Naturally, one needn’t dwell solely on mortality—what should we do with the time we do have? I often begin my ethics courses by asking my students what would ultimately make their lives worthwhile. I’d like to ask them now: were your lives before this pause headed in the right direction? Should you change your major? Now that we are cut off from meeting in the flesh, how much of your life involved social interaction and was this is a good thing? When teaching Aristotle on friendship, I always ask my students if social networking and Skype can fulfill the “contact” which he asserts is the lifeblood of relationships. Some research among psychologists (adherents of “social presence theory”) are suggesting not, although we can consider the following weeks an experiment.

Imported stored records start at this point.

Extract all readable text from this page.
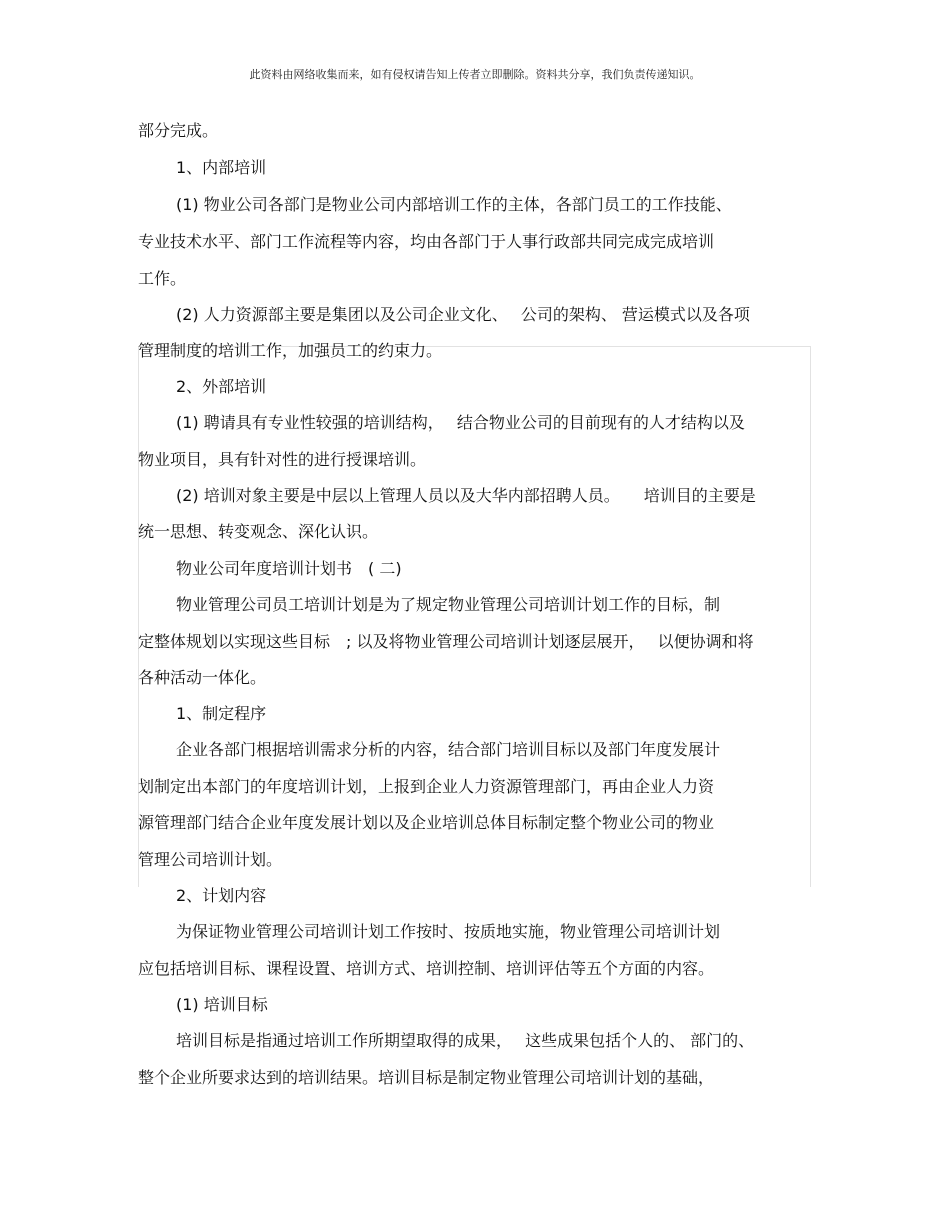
此资料由网络收集而来，如有侵权请告知上传者立即删除。资料共分享，我们负责传递知识。
部分完成。
1、内部培训
(1) 物业公司各部门是物业公司内部培训工作的主体，各部门员工的工作技能、
专业技术水平、部门工作流程等内容，均由各部门于人事行政部共同完成完成培训
工作。
(2) 人力资源部主要是集团以及公司企业文化、　 公司的架构、 营运模式以及各项
管理制度的培训工作，加强员工的约束力。
2、外部培训
(1) 聘请具有专业性较强的培训结构，　 结合物业公司的目前现有的人才结构以及
物业项目，具有针对性的进行授课培训。
(2) 培训对象主要是中层以上管理人员以及大华内部招聘人员。　　培训目的主要是
统一思想、转变观念、深化认识。
物业公司年度培训计划书　( 二)
物业管理公司员工培训计划是为了规定物业管理公司培训计划工作的目标，制
定整体规划以实现这些目标　; 以及将物业管理公司培训计划逐层展开，　 以便协调和将
各种活动一体化。
1、制定程序
企业各部门根据培训需求分析的内容，结合部门培训目标以及部门年度发展计
划制定出本部门的年度培训计划，上报到企业人力资源管理部门，再由企业人力资
源管理部门结合企业年度发展计划以及企业培训总体目标制定整个物业公司的物业
管理公司培训计划。
2、计划内容
为保证物业管理公司培训计划工作按时、按质地实施，物业管理公司培训计划
应包括培训目标、课程设置、培训方式、培训控制、培训评估等五个方面的内容。
(1) 培训目标
培训目标是指通过培训工作所期望取得的成果，　 这些成果包括个人的、 部门的、
整个企业所要求达到的培训结果。培训目标是制定物业管理公司培训计划的基础，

Camus saw plague as embodying (among other things) the random character of nature: “What’s natural is the microbe. All the rest—health, integrity, purity (if you like)—is a product of the human will, of a vigilance that must never falter.” Indeed, viruses are “stupid,” as philosopher Slavoj Žižek puts it: mechanically reproducing and incidentally killing thousands. However, the impressively quick scientific response to CoViD-19 reminds us of how effectively humans have conquered nature. The heroism of The Plague is found in the volunteers who, being aware of our common lot, wage a futile battle against death itself—bringing to mind the selfless deeds of countless admirable health workers (or even just good citizens embracing the isolation without grumble). On the other hand, some thinkers have drawn a less-secular lesson from natural catastrophes. For Rousseau, the Lisbon Earthquake was not proof of God’s indifference, much less nonexistence, but human hubris. He claimed we were not meant to live so closely packed (a question currently raised by areas hit hard by the current pandemic) and we should not expect nature to interrupt her routines for us. Some commentators are already looking beyond the pandemic to how our habits will be permanently changed—of course the wildlife farming industry, but also remote work, hygiene, travel, prioritizing medical care, population concentration, disaster preparedness, etc. And who can deny it is refreshing to see the pollution clear over the skies of China and Italy?
The fact we must obey historic isolation measures is not a good thing, but we can turn some of this mud into gold. In the age of Netflix and Skype, the distraction of everydayness may not even be stopped with quarantine. Instead of binge-watching a series or racing through a game, it might be worth slowing down and turning off the distractions while we still can.